A cash crunch is crippling Afghanistan
Humanitarian aid is no substitute for a functioning economy. The International Rescue Committee, a big ngo, helps displaced Afghans with cash, clean water, and tents to shelter in. It provides sanitation. It funds dozens of clinics. It helps people find jobs and arranges training for development projects.
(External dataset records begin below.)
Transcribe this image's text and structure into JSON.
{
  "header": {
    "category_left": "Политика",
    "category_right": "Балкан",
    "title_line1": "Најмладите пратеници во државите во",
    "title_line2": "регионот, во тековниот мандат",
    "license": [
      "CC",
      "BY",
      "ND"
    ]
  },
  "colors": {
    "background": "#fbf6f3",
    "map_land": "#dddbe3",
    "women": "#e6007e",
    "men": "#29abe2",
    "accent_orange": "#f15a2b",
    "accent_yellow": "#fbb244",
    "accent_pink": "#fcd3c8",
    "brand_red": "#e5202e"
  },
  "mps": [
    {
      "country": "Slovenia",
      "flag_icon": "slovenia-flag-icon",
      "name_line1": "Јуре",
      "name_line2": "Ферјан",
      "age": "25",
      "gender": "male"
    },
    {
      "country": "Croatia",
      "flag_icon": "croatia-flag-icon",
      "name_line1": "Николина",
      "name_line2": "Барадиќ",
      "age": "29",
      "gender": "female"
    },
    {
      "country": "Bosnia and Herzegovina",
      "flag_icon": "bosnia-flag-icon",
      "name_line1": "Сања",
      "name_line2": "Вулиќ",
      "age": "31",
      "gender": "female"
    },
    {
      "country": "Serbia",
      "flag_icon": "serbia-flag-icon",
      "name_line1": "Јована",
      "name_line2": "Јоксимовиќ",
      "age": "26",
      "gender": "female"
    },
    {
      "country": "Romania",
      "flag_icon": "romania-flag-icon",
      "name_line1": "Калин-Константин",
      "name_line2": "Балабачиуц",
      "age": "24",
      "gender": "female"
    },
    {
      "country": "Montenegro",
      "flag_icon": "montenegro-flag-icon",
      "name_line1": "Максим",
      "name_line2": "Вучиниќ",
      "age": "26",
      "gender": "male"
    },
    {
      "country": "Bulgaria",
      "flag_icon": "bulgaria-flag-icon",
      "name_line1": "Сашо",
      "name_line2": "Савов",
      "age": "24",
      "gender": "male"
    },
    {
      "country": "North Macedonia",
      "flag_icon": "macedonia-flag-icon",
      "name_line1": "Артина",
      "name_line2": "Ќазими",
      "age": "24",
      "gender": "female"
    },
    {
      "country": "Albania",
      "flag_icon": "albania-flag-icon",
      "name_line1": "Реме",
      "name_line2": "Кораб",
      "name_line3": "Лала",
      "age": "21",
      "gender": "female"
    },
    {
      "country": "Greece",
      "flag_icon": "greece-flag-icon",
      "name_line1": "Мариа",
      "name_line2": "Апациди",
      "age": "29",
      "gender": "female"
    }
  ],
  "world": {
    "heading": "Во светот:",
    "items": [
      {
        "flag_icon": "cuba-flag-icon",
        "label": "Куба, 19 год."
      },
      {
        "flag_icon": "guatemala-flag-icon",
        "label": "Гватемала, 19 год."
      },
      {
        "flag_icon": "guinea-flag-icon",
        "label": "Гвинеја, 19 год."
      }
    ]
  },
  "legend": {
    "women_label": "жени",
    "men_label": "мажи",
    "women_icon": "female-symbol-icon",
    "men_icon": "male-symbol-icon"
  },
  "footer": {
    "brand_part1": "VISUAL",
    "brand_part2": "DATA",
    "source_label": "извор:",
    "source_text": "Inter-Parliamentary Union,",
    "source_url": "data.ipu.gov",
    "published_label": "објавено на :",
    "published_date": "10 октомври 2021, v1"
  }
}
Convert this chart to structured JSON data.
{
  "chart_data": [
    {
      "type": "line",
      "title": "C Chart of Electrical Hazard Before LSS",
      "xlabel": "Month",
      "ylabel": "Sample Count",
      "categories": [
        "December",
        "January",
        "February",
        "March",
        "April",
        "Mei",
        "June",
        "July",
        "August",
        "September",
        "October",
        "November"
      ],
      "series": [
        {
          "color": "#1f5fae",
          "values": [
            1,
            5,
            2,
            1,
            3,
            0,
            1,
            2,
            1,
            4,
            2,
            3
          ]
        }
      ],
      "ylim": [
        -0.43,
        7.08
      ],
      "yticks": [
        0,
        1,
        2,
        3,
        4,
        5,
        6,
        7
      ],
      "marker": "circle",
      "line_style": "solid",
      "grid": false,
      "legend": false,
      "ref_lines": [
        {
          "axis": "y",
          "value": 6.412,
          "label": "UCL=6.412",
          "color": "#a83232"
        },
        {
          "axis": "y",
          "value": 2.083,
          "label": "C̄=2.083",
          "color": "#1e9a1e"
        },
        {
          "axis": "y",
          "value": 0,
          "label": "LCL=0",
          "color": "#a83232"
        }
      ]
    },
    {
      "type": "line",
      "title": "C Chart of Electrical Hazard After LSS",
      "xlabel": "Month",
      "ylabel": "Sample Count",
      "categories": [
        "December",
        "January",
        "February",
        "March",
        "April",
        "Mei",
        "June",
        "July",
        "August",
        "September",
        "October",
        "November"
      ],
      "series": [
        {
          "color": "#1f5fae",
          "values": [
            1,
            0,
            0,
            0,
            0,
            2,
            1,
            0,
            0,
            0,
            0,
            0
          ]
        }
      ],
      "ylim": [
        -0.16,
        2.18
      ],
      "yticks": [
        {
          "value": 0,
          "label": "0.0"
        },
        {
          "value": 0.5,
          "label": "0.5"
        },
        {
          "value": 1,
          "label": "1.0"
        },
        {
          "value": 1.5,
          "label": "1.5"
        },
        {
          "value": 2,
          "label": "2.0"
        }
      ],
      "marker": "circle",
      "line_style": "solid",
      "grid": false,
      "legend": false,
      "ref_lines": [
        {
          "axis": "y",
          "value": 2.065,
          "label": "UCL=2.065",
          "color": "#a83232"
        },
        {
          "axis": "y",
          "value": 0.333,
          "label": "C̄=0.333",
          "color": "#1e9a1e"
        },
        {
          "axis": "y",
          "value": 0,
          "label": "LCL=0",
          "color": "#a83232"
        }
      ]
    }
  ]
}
All this aid does not come cheap. Vicki Aken, who runs its operation in Afghanistan, reckons she needs between $1m and $2m every week to keep it going. But ever since the Taliban took over the country in August, foreign banks have refused to transfer money to Kabul, the country’s capital, fearing hefty fines, or worse, for breaching sanctions. Meanwhile, the Taliban, worried about running out of currency, have capped withdrawals from Ngo’s local accounts at $25,000 per month.
Instead, Ms. Aken’s organization is relying on the hawala network, an informal money-transfer system that originated in India. Used for centuries by pilgrims, migrants, and merchants all around the Islamic world, it operates on the basis of trust: an agent in one country receives cash and a counterpart in another disburses it, even though no money actually crosses borders. Many other NGOs are doing the same. The surge in demand for hawala services has pushed fees up from around 2% early last year to between 4% and 13% today.